3D Rendering

Humans are creative creatures. Whether finding ways to turn branches and leaves into shelter, or turning whale oil into candles, or tweaking electrical signals to be able to transmit voice through a telephone. Innovation is often born of necessity, but it can also be the catalyst which transforms innocent curiosity into great discover and growth. Not all of our students are on grade level, or proficient in every subject, but every student in all of our classes is creative, and we should be using that to teach them deeper level thinking and analytical skills. This is where 3D rendering comes in.

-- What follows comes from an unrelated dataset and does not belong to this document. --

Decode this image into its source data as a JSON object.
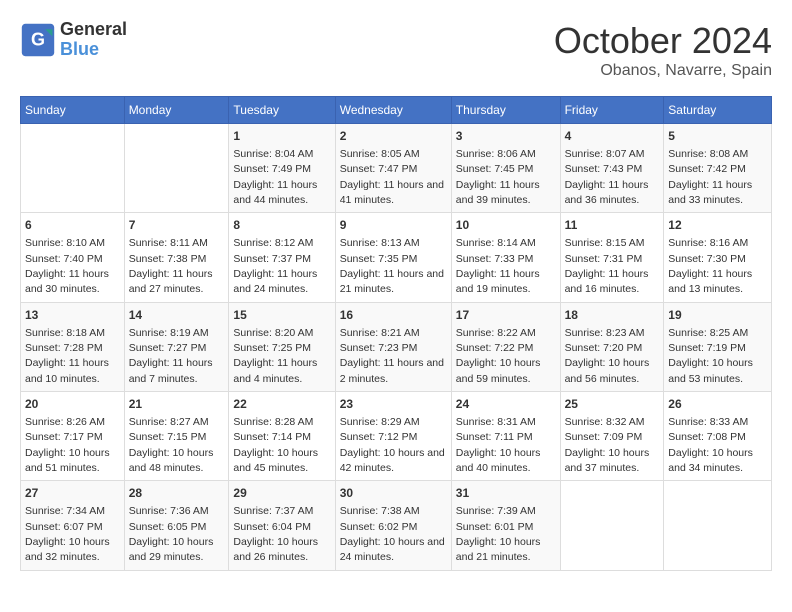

In talking with other teachers it seems likely that at most of our schools there is probably at least one classroom with a 3D printer in it. That allows for rendering to be taken to another level, but is hardly a requirement for students to be able to get something substantial out of it. In fact, we have yet to print anything out all year, but my students regularly render objects for an assortment of tasks.

Fifth grade math we get into three dimensional shapes and learn volume. Students can use place values cubes and other manipulatives, or they can draw out 3D shapes on graph paper. These are good ways to gain a conceptual understanding of shape. Though when you have to attend to precision in rendering a rectangular prism, ensuring sides measure out exactly as they are supposed to, students have to access a level of thinking and analyzing their creation deeper than stacking cubed manipulatives.

Image of a student produced 3D bridge renderingScience brings up a variety of ways we can take advantage of 3D rendering. Classes in many grades have students tackle engineering design challenges, and allowing them to create something much more significant than toothpicks in marshmallows allows these challenges to become more meaningful. You also have the ability to add constraints to their builds. If students need to create a bridge, you can give size requirements/limitations and students need to think more analytically to bring their designs to life while following these outlines.

Teaching modern or digital art can offer other uses. There are a variety of free programs or websites available for use, such as Tinkercad, but many require students to make accounts that have to be verified by a parent, so that needs to be done ahead of time. If you are not sure how you may use it, try one for yourself and explore. Your students may amaze you with what they can create. Last year my students designed the keychains we 3D printed and sold at the school carnival!